Obamacare’s defenders argue that reimbursement cuts and a new Medicare super-committee empowered to drive Medicare reforms from the top down will usher in productivity savings, as hospitals and doctors become more efficient to make up for lost revenue. In a market environment, where firms compete for consumer dollars based on price and quality, this might actually happen. But in Obama’s post-reform world, the competition will be fought most fiercely on K Street, as interest groups lobby Congress, the Department of Health and Human Services, and Medicare officials to tilt the rules (and spending) in their favor.
At the end of the day, President Obama has won the biggest expansion of the government since Medicare’s creation in 1965. What should conservatives do next? While repeal sounds like an attractive line of attack, it would be extremely difficult—requiring a supermajority in Congress—especially once the subsidy spigot opens in 2014. Moreover, America’s health-care woes would still need to be addressed. The more sensible approach might be to reform the reforms: to take the shell of Obamacare and make it market-friendly.

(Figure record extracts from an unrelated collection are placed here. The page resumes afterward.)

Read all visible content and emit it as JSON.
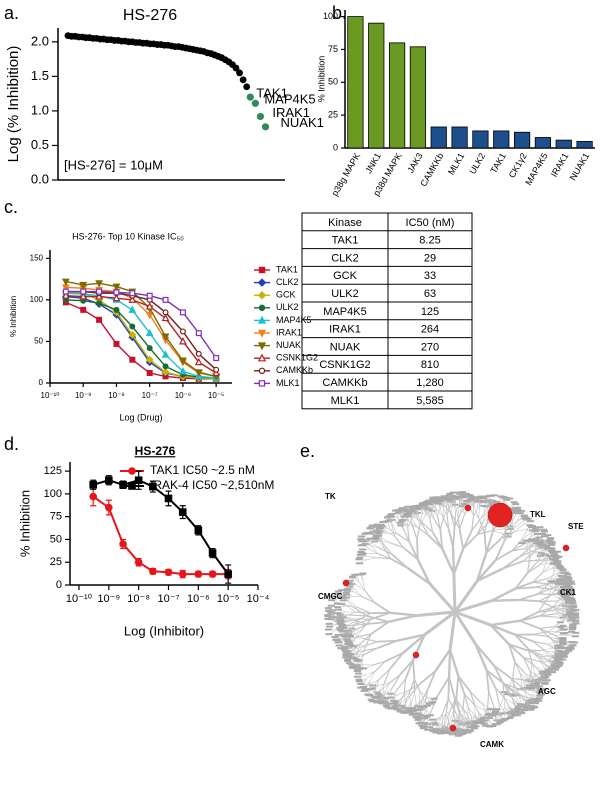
{
  "chart_data": [
    {
      "panel_label": "a.",
      "type": "dot",
      "title": "HS-276",
      "y_label": "Log (% Inhibition)",
      "ylim": [
        0,
        2.2
      ],
      "yticks": [
        {
          "value": 0,
          "label": "0.0"
        },
        {
          "value": 0.5,
          "label": "0.5"
        },
        {
          "value": 1,
          "label": "1.0"
        },
        {
          "value": 1.5,
          "label": "1.5"
        },
        {
          "value": 2,
          "label": "2.0"
        }
      ],
      "color": "#000000",
      "values": [
        2.09,
        2.08,
        2.08,
        2.07,
        2.07,
        2.06,
        2.06,
        2.05,
        2.05,
        2.04,
        2.04,
        2.03,
        2.03,
        2.02,
        2.02,
        2.01,
        2.01,
        2.0,
        2.0,
        1.99,
        1.99,
        1.98,
        1.98,
        1.97,
        1.97,
        1.96,
        1.96,
        1.95,
        1.95,
        1.94,
        1.93,
        1.93,
        1.92,
        1.91,
        1.9,
        1.89,
        1.88,
        1.87,
        1.86,
        1.84,
        1.83,
        1.81,
        1.79,
        1.77,
        1.74,
        1.71,
        1.67,
        1.62,
        1.55,
        1.45,
        1.35
      ],
      "highlight_color": "#2e8b57",
      "highlights": [
        {
          "label": "TAK1",
          "value": 1.2
        },
        {
          "label": "MAP4K5",
          "value": 1.11
        },
        {
          "label": "IRAK1",
          "value": 0.92
        },
        {
          "label": "NUAK1",
          "value": 0.77
        }
      ],
      "annotation": "[HS-276] = 10μM"
    },
    {
      "panel_label": "b.",
      "type": "bar",
      "y_label": "% Inhibition",
      "categories": [
        "p38g MAPK",
        "JNK1",
        "p38d MAPK",
        "JAK3",
        "CAMKKb",
        "MLK1",
        "ULK2",
        "TAK1",
        "CK1γ2",
        "MAP4K5",
        "IRAK1",
        "NUAK1"
      ],
      "values": [
        100,
        95,
        80,
        77,
        16,
        16,
        13,
        13,
        12,
        8,
        6,
        5
      ],
      "colors": [
        "#6a9a22",
        "#6a9a22",
        "#6a9a22",
        "#6a9a22",
        "#1f4e8c",
        "#1f4e8c",
        "#1f4e8c",
        "#1f4e8c",
        "#1f4e8c",
        "#1f4e8c",
        "#1f4e8c",
        "#1f4e8c"
      ],
      "ylim": [
        0,
        105
      ],
      "yticks": [
        0,
        25,
        50,
        75,
        100
      ]
    },
    {
      "panel_label": "c.",
      "type": "line",
      "title": "HS-276- Top 10 Kinase IC₅₀",
      "x_label": "Log (Drug)",
      "y_label": "% Inhibition",
      "xscale": "log",
      "xlim": [
        1e-10,
        3e-05
      ],
      "xticks": [
        {
          "value": 1e-10,
          "label": "10⁻¹⁰"
        },
        {
          "value": 1e-09,
          "label": "10⁻⁹"
        },
        {
          "value": 1e-08,
          "label": "10⁻⁸"
        },
        {
          "value": 1e-07,
          "label": "10⁻⁷"
        },
        {
          "value": 1e-06,
          "label": "10⁻⁶"
        },
        {
          "value": 1e-05,
          "label": "10⁻⁵"
        }
      ],
      "ylim": [
        0,
        160
      ],
      "yticks": [
        0,
        50,
        100,
        150
      ],
      "legend": "right",
      "x": [
        3e-10,
        1e-09,
        3e-09,
        1e-08,
        3e-08,
        1e-07,
        3e-07,
        1e-06,
        3e-06,
        1e-05
      ],
      "series": [
        {
          "name": "TAK1",
          "color": "#c8102e",
          "marker": "square",
          "values": [
            97,
            88,
            76,
            47,
            28,
            12,
            8,
            6,
            5,
            5
          ]
        },
        {
          "name": "CLK2",
          "color": "#1f3fbf",
          "marker": "diamond",
          "values": [
            104,
            102,
            95,
            82,
            55,
            25,
            12,
            8,
            6,
            5
          ]
        },
        {
          "name": "GCK",
          "color": "#c8b400",
          "marker": "diamond",
          "values": [
            110,
            108,
            100,
            85,
            58,
            28,
            13,
            8,
            6,
            5
          ]
        },
        {
          "name": "ULK2",
          "color": "#1a6b3a",
          "marker": "circle",
          "values": [
            100,
            99,
            96,
            88,
            68,
            42,
            20,
            10,
            7,
            6
          ]
        },
        {
          "name": "MAP4K5",
          "color": "#1fc0d0",
          "marker": "triangle",
          "values": [
            108,
            107,
            105,
            100,
            88,
            60,
            34,
            14,
            8,
            6
          ]
        },
        {
          "name": "IRAK1",
          "color": "#f07f1a",
          "marker": "triangle-down",
          "values": [
            115,
            114,
            112,
            110,
            102,
            82,
            52,
            25,
            12,
            8
          ]
        },
        {
          "name": "NUAK",
          "color": "#7a6a00",
          "marker": "triangle-down",
          "values": [
            122,
            118,
            120,
            116,
            110,
            90,
            56,
            27,
            13,
            8
          ]
        },
        {
          "name": "CSNK1G2",
          "color": "#b22222",
          "marker": "triangle-open",
          "values": [
            105,
            104,
            104,
            102,
            100,
            92,
            78,
            50,
            25,
            12
          ]
        },
        {
          "name": "CAMKKb",
          "color": "#7b1b1b",
          "marker": "circle-open",
          "values": [
            110,
            110,
            108,
            108,
            105,
            100,
            85,
            62,
            35,
            16
          ]
        },
        {
          "name": "MLK1",
          "color": "#7f2fbf",
          "marker": "square-open",
          "values": [
            110,
            110,
            110,
            109,
            108,
            105,
            100,
            85,
            60,
            30
          ]
        }
      ]
    },
    {
      "panel_label": "d.",
      "type": "line",
      "title": "HS-276",
      "x_label": "Log (Inhibitor)",
      "y_label": "% Inhibition",
      "xscale": "log",
      "xlim": [
        5e-11,
        0.0001
      ],
      "xticks": [
        {
          "value": 1e-10,
          "label": "10⁻¹⁰"
        },
        {
          "value": 1e-09,
          "label": "10⁻⁹"
        },
        {
          "value": 1e-08,
          "label": "10⁻⁸"
        },
        {
          "value": 1e-07,
          "label": "10⁻⁷"
        },
        {
          "value": 1e-06,
          "label": "10⁻⁶"
        },
        {
          "value": 1e-05,
          "label": "10⁻⁵"
        },
        {
          "value": 0.0001,
          "label": "10⁻⁴"
        }
      ],
      "ylim": [
        0,
        135
      ],
      "yticks": [
        0,
        25,
        50,
        75,
        100,
        125
      ],
      "legend": "top",
      "x": [
        3e-10,
        1e-09,
        3e-09,
        1e-08,
        3e-08,
        1e-07,
        3e-07,
        1e-06,
        3e-06,
        1e-05
      ],
      "series": [
        {
          "name": "TAK1 IC50 ~2.5 nM",
          "color": "#e8141b",
          "marker": "circle",
          "values": [
            97,
            85,
            45,
            25,
            15,
            14,
            12,
            12,
            12,
            12
          ],
          "errors": [
            10,
            8,
            5,
            4,
            3,
            3,
            4,
            3,
            3,
            5
          ]
        },
        {
          "name": "IRAK-4 IC50 ~2,510nM",
          "color": "#000000",
          "marker": "square",
          "values": [
            110,
            115,
            110,
            115,
            108,
            95,
            80,
            60,
            35,
            12
          ],
          "errors": [
            5,
            5,
            4,
            10,
            6,
            8,
            7,
            5,
            5,
            10
          ]
        }
      ]
    }
  ],
  "table": {
    "header": [
      "Kinase",
      "IC50 (nM)"
    ],
    "rows": [
      [
        "TAK1",
        "8.25"
      ],
      [
        "CLK2",
        "29"
      ],
      [
        "GCK",
        "33"
      ],
      [
        "ULK2",
        "63"
      ],
      [
        "MAP4K5",
        "125"
      ],
      [
        "IRAK1",
        "264"
      ],
      [
        "NUAK",
        "270"
      ],
      [
        "CSNK1G2",
        "810"
      ],
      [
        "CAMKKb",
        "1,280"
      ],
      [
        "MLK1",
        "5,585"
      ]
    ]
  },
  "kinome": {
    "panel_label": "e.",
    "groups": [
      "TK",
      "TKL",
      "STE",
      "CMGC",
      "CK1",
      "AGC",
      "CAMK"
    ]
  }
}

Conservative policymakers could replace the sliding-scale subsidies (which discourage work with high marginal tax rates) with a single flat-tax deduction or tax credit, funded by phasing out the employer tax deduction. Risk pools can be expanded with federal dollars and made permanent to cover the highest-cost patients who can’t afford to buy their own insurance without help. Real interstate competition would help lower insurance costs. Exchanges are a sound idea but should be lightly regulated to hold down prices. The federal government should also concentrate on creating transparency in health care so that consumers can easily compare price and quality. Finally, medical malpractice reform would help reduce the practice of defensive medicine, saving billions every year.

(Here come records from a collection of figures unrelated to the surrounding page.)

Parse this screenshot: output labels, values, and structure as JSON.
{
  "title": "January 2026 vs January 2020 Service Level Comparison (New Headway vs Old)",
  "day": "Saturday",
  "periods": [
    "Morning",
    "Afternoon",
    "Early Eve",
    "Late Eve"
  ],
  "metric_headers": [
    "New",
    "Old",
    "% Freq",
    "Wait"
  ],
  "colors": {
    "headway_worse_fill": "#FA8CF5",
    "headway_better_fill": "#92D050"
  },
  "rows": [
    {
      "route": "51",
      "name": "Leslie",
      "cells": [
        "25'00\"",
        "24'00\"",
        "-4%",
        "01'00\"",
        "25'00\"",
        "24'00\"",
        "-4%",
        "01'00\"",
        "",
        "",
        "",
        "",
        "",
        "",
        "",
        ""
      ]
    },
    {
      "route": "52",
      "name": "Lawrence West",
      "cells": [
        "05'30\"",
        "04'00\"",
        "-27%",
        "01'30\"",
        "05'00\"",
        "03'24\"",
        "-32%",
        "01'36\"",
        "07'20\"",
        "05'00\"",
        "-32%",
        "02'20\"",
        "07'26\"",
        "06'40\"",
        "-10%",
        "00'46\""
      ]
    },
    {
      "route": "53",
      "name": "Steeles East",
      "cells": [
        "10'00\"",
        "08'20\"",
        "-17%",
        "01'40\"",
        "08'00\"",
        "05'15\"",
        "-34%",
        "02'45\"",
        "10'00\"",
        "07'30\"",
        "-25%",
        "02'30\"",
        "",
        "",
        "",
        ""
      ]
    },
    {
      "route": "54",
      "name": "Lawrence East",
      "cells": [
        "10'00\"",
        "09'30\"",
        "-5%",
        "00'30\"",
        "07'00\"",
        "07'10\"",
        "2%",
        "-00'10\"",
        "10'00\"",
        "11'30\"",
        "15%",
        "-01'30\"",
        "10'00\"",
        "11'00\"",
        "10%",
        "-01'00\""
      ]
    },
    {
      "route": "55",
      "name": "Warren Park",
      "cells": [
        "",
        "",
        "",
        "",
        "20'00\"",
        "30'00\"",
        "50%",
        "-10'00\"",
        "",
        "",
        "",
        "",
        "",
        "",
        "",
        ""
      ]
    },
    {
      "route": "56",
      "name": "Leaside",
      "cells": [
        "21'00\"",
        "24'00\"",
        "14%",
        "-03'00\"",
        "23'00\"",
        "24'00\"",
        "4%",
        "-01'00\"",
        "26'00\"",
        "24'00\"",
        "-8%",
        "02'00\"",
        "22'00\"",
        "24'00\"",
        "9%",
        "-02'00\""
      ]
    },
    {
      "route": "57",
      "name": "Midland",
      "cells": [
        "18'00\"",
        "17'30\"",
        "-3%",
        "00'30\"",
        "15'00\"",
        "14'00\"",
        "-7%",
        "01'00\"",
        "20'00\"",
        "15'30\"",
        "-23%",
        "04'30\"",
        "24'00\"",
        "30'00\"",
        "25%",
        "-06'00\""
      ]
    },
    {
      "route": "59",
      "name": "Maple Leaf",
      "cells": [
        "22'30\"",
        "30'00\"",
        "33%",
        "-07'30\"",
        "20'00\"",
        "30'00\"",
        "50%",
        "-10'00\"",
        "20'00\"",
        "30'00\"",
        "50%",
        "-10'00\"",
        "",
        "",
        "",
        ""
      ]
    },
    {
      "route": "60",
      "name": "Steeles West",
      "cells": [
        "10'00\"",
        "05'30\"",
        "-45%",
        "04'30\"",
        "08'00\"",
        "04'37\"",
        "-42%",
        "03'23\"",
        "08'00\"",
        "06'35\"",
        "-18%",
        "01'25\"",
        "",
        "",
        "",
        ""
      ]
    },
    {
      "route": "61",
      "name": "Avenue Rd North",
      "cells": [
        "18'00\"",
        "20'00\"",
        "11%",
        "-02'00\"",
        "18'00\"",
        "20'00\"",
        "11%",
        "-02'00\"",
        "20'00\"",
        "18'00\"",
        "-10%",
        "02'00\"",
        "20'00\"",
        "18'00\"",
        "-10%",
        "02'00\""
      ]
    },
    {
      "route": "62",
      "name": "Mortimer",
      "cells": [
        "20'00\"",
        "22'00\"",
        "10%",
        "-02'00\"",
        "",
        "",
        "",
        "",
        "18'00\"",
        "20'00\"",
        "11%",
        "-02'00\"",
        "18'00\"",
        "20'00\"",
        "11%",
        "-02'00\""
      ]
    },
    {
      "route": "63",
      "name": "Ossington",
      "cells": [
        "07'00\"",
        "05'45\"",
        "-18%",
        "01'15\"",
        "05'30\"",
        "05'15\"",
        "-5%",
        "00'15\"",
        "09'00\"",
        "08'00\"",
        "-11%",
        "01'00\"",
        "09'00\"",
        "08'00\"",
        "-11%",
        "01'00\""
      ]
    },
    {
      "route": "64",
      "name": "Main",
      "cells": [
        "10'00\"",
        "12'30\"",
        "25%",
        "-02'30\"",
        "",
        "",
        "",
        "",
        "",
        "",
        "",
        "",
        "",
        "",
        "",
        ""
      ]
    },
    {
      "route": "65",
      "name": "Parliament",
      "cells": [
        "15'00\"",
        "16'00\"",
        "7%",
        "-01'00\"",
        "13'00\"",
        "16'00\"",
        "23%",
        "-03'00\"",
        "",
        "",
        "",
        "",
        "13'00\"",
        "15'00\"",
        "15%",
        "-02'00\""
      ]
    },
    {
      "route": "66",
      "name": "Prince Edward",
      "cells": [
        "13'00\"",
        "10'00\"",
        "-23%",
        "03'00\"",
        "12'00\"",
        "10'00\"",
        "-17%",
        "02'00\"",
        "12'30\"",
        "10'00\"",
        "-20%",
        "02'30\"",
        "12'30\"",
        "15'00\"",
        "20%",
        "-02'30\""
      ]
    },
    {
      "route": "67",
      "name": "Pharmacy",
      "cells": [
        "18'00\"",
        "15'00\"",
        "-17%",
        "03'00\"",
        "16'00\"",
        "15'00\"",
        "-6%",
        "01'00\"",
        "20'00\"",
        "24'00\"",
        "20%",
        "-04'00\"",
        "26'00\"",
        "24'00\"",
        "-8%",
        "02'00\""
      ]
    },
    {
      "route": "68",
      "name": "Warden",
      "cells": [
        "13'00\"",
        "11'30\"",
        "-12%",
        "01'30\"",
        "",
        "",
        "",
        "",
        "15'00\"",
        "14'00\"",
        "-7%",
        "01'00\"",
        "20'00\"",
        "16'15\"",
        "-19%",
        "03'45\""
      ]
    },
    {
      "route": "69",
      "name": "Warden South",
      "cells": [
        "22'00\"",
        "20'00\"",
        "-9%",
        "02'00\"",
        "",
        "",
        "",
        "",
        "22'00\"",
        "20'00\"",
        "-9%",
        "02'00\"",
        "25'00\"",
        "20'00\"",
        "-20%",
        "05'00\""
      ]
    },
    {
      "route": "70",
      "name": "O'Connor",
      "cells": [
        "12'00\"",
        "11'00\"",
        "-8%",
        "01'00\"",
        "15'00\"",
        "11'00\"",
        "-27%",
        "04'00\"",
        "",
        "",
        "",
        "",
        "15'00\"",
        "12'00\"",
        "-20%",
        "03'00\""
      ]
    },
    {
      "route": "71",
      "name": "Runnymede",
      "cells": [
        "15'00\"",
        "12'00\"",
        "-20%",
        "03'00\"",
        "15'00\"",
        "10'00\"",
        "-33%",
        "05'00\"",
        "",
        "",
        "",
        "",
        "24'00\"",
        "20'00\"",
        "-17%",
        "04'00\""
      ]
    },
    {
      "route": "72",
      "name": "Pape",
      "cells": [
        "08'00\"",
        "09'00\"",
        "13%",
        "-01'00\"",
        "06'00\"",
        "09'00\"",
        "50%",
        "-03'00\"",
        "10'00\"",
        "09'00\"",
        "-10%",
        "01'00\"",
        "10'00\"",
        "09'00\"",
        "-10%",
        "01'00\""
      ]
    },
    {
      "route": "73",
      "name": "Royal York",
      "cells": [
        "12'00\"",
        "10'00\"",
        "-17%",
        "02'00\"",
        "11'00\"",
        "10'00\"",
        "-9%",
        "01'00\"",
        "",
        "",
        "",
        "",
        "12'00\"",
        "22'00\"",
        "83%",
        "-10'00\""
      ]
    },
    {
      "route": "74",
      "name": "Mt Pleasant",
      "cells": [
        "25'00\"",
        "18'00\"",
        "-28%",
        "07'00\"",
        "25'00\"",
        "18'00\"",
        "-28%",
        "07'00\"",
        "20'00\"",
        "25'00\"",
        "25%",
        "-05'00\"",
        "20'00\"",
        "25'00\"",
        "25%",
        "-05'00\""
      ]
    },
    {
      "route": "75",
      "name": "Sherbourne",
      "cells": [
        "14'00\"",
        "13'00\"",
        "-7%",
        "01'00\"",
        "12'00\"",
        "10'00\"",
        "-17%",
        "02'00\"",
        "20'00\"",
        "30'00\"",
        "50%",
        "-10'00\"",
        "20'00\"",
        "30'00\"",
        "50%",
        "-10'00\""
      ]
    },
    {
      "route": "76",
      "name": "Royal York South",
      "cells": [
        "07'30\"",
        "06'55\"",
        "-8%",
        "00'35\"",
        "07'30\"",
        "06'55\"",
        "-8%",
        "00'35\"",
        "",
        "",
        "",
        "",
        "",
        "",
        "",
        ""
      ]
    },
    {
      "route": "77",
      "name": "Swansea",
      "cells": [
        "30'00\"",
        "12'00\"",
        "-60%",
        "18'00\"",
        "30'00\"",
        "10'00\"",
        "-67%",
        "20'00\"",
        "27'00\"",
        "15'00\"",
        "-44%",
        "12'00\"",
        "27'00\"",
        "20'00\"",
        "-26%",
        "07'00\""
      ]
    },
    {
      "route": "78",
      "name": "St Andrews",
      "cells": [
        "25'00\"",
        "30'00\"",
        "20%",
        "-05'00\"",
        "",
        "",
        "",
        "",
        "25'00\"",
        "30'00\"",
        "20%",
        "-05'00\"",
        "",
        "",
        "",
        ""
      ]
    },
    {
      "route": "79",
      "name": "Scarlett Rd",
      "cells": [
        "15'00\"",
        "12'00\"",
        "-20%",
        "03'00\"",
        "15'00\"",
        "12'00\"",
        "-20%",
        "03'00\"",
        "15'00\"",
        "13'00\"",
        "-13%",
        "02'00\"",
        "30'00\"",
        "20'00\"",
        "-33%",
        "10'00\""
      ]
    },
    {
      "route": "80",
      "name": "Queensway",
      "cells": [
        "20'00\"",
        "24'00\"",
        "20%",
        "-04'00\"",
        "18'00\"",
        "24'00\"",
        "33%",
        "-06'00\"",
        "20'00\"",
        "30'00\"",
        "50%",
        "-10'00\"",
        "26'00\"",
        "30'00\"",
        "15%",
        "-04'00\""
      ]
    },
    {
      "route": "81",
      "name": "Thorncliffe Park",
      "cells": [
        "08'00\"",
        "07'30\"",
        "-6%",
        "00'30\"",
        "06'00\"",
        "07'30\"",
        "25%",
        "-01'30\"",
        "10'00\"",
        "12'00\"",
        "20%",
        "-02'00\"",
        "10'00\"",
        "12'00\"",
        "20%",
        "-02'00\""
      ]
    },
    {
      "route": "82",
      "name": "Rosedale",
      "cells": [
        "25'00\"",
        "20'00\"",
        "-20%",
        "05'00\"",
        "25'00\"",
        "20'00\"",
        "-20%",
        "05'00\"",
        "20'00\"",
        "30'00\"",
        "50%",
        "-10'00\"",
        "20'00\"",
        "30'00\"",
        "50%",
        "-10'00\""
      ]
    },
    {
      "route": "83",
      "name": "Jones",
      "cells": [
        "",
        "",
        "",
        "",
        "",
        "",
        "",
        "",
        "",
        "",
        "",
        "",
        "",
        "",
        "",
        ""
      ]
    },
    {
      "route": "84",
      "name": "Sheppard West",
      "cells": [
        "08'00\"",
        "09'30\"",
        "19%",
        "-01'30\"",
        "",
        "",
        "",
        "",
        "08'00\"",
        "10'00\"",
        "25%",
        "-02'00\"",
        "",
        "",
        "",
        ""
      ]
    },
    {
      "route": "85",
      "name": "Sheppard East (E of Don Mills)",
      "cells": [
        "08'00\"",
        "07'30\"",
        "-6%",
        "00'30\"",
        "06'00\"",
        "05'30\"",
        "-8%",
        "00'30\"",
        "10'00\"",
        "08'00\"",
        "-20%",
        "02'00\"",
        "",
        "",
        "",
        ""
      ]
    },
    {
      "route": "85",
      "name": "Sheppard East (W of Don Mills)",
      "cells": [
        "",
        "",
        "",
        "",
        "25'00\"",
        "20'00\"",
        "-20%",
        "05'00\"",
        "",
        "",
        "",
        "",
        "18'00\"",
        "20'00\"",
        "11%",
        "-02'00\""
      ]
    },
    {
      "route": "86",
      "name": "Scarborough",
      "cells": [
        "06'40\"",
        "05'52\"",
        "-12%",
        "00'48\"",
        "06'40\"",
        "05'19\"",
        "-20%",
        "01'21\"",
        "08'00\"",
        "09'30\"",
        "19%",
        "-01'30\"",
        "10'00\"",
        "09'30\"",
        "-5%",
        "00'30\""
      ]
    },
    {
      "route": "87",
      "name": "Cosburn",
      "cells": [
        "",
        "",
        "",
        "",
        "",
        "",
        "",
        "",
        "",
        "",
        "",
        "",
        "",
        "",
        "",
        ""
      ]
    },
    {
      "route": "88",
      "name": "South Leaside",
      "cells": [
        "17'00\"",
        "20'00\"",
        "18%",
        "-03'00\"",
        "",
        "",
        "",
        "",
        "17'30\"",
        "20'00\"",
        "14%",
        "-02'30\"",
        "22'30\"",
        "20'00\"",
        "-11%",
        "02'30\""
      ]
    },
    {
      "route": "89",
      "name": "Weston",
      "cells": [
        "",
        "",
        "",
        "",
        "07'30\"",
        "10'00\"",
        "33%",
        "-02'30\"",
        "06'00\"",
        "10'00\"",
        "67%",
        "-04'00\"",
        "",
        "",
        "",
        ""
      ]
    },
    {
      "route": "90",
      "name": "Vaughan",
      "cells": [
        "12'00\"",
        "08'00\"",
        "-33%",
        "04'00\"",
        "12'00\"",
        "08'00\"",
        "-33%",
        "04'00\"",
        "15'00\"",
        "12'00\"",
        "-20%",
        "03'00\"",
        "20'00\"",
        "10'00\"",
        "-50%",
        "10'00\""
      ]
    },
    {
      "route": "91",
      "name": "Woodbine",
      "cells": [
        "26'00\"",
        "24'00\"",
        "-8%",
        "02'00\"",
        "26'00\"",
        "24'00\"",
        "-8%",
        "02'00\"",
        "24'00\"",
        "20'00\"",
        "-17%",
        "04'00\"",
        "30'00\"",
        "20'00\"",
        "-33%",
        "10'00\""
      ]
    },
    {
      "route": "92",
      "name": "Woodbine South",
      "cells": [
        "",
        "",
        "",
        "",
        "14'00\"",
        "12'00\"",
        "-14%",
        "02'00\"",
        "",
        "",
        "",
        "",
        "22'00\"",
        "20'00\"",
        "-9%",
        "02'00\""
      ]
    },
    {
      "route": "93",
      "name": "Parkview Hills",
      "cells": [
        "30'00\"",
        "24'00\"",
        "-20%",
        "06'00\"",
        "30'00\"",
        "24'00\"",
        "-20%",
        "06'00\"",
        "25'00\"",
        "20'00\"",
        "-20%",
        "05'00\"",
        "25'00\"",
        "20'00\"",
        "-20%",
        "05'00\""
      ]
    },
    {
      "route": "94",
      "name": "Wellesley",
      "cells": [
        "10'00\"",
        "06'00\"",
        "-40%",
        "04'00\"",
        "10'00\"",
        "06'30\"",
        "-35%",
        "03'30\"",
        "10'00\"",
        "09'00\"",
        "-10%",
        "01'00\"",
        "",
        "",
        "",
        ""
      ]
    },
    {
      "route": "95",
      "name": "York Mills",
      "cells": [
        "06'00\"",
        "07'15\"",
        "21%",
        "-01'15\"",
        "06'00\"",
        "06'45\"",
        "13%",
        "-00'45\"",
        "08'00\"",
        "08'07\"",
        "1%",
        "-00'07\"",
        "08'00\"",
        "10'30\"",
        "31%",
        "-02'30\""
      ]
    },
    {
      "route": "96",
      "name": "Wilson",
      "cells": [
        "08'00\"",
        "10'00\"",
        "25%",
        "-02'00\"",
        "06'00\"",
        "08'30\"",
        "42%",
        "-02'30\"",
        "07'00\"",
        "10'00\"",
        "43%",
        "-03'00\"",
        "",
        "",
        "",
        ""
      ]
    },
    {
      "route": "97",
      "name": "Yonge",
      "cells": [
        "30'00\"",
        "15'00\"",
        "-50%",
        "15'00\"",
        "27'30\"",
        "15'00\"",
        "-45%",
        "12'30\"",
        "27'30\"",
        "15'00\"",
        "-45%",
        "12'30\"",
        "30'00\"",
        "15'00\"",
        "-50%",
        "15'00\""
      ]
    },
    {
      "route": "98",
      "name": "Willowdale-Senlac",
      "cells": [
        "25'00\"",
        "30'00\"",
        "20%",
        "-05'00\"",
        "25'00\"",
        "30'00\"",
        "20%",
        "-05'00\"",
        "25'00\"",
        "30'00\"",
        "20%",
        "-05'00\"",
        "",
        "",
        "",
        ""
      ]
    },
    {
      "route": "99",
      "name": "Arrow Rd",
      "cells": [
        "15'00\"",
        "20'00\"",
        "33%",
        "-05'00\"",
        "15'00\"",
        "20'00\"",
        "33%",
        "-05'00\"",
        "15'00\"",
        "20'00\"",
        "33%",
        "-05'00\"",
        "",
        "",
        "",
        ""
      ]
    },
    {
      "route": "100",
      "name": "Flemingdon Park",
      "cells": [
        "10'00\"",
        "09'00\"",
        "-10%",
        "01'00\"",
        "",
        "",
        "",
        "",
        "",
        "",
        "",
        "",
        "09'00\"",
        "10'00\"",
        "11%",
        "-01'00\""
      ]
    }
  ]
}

Further, Medicare reform must be separated out from health-care reform. The temptation to squeeze one entitlement to fund another is just too powerful. Instead, we should gradually transform Medicare into a premium-support initiative for private insurance, in which seniors choose their own private plans based on price and coverage. Medicare’s Part D already operates this way.
The battle over Obamacare has been fierce, bitter, and highly partisan. It’s not likely to end now; on the contrary, the legislation’s design guarantees fights for years to come. Conservatives should strive not just to fix its worst features, but more broadly to make health care better for all Americans.